Uma boa forma de acompanhar os efeitos da taxa de juros sobre a economia são por meio de dados de crédito, porém a greve dos funcionários do Banco Central só terminou ontem (05/07), após 3 meses.

Entretanto, existe uma luz no fim do túnel. Os analistas indicam que podemos ter uma ideia dos impactos das políticas monetárias restritivas (aumento da taxa Selic) na nossa economia, via o Índice de Condições Financeiras (ICF).

Observando os componentes do gráfico, podemos notar que mesmo a nossa economia estando com os juros elevadíssimos, desde do início da pandemia do covid-19, o que mais contribuiu para o aperto das condições financeiras brasileiras foi o aumento dos juros externos.

Isso coloca em evidência que o cenário macroeconômico externo se encontra bastante desafiador e isso acaba impactando a nossa economia.
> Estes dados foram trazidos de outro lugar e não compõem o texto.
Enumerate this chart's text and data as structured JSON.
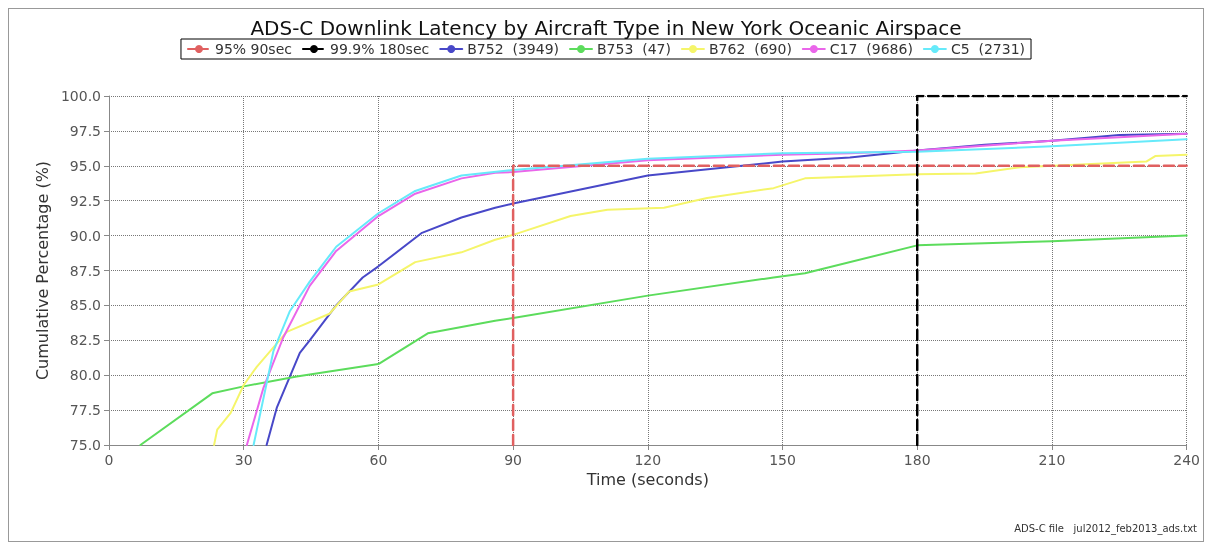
{
  "chart_data": {
    "type": "line",
    "title": "ADS-C Downlink Latency by Aircraft Type in New York Oceanic Airspace",
    "xlabel": "Time (seconds)",
    "ylabel": "Cumulative Percentage (%)",
    "xlim": [
      0,
      240
    ],
    "ylim": [
      75,
      100
    ],
    "xticks": [
      0,
      30,
      60,
      90,
      120,
      150,
      180,
      210,
      240
    ],
    "yticks": [
      {
        "value": 75,
        "label": "75.0"
      },
      {
        "value": 77.5,
        "label": "77.5"
      },
      {
        "value": 80,
        "label": "80.0"
      },
      {
        "value": 82.5,
        "label": "82.5"
      },
      {
        "value": 85,
        "label": "85.0"
      },
      {
        "value": 87.5,
        "label": "87.5"
      },
      {
        "value": 90,
        "label": "90.0"
      },
      {
        "value": 92.5,
        "label": "92.5"
      },
      {
        "value": 95,
        "label": "95.0"
      },
      {
        "value": 97.5,
        "label": "97.5"
      },
      {
        "value": 100,
        "label": "100.0"
      }
    ],
    "grid": true,
    "legend": "top",
    "marker": "none",
    "line_style": "solid",
    "annotations": [
      "ADS-C file   jul2012_feb2013_ads.txt"
    ],
    "series": [
      {
        "name": "95% 90sec",
        "color": "#e06060",
        "line_style": "dashed",
        "x": [
          90,
          90,
          240
        ],
        "values": [
          75,
          95,
          95
        ]
      },
      {
        "name": "99.9% 180sec",
        "color": "#000000",
        "line_style": "dashed",
        "x": [
          180,
          180,
          240
        ],
        "values": [
          75,
          100,
          100
        ]
      },
      {
        "name": "B752  (3949)",
        "color": "#4848c8",
        "x": [
          35.1,
          37.4,
          42.5,
          44.7,
          50.6,
          56.5,
          60,
          69.7,
          78.5,
          86,
          90,
          105,
          120,
          135,
          150,
          165,
          180,
          195,
          210,
          225,
          240
        ],
        "values": [
          75,
          77.7,
          81.6,
          82.5,
          85,
          87,
          87.8,
          90.2,
          91.3,
          92,
          92.3,
          93.3,
          94.3,
          94.8,
          95.3,
          95.6,
          96.1,
          96.5,
          96.8,
          97.2,
          97.3
        ]
      },
      {
        "name": "B753  (47)",
        "color": "#5cdc5c",
        "x": [
          7,
          23,
          30,
          41.8,
          60,
          71,
          86,
          90,
          120,
          148,
          155,
          180,
          210,
          240
        ],
        "values": [
          75,
          78.7,
          79.2,
          79.9,
          80.8,
          83,
          83.9,
          84.1,
          85.7,
          87,
          87.3,
          89.3,
          89.6,
          90
        ]
      },
      {
        "name": "B762  (690)",
        "color": "#f5f56a",
        "x": [
          23.4,
          24.1,
          27.1,
          30,
          32.9,
          39.6,
          49.1,
          53.5,
          60,
          68.2,
          78.5,
          86,
          90,
          102.8,
          111,
          123.6,
          133.2,
          148,
          155,
          180,
          193,
          203,
          231,
          233,
          240
        ],
        "values": [
          75,
          76.1,
          77.3,
          79.3,
          80.6,
          83.1,
          84.4,
          86,
          86.5,
          88.1,
          88.8,
          89.7,
          90.05,
          91.4,
          91.85,
          92,
          92.7,
          93.4,
          94.1,
          94.4,
          94.45,
          94.9,
          95.3,
          95.7,
          95.8
        ]
      },
      {
        "name": "C17  (9686)",
        "color": "#ea66ea",
        "x": [
          30.7,
          34.4,
          38.8,
          44.7,
          50.6,
          60,
          68.2,
          78.5,
          86,
          90,
          120,
          150,
          165,
          180,
          210,
          240
        ],
        "values": [
          75,
          79.1,
          82.7,
          86.4,
          88.9,
          91.4,
          93,
          94.1,
          94.5,
          94.55,
          95.4,
          95.8,
          95.9,
          96.1,
          96.8,
          97.3
        ]
      },
      {
        "name": "C5  (2731)",
        "color": "#66eafa",
        "x": [
          32.2,
          36.6,
          40.3,
          44.7,
          50.6,
          60,
          68.2,
          78.5,
          90,
          120,
          150,
          180,
          210,
          240
        ],
        "values": [
          75,
          81.7,
          84.6,
          86.7,
          89.2,
          91.6,
          93.2,
          94.3,
          94.7,
          95.5,
          95.9,
          96,
          96.4,
          96.9
        ]
      }
    ]
  }
}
Está claro que estamos em um cenário de bear market, pois o mercado se encontra caindo. 

Entretanto, podemos nos aproveitar. Felipe vê os shorts de ações com bons olhos. O short, também chamado de venda a descoberto, consiste na venda de um ativo que o investidor não possui em carteira. 

Para isso, são necessárias duas operações: o aluguel e a posterior venda do ativo. O investidor aluga uma ação que acredita que irá desvalorizar e a vende. Caso a tendência de queda do papel se confirme, o investidor poderá comprar posteriormente o ativo a um preço mais barato do que vendeu e, assim, terá lucro na operação.

Existe a recomendação também de comprar certas ações brasileiras, pois estão bem baratas e existe uma expectativa de valorização futura. O famoso “comprar barato e vender caro” do mercado.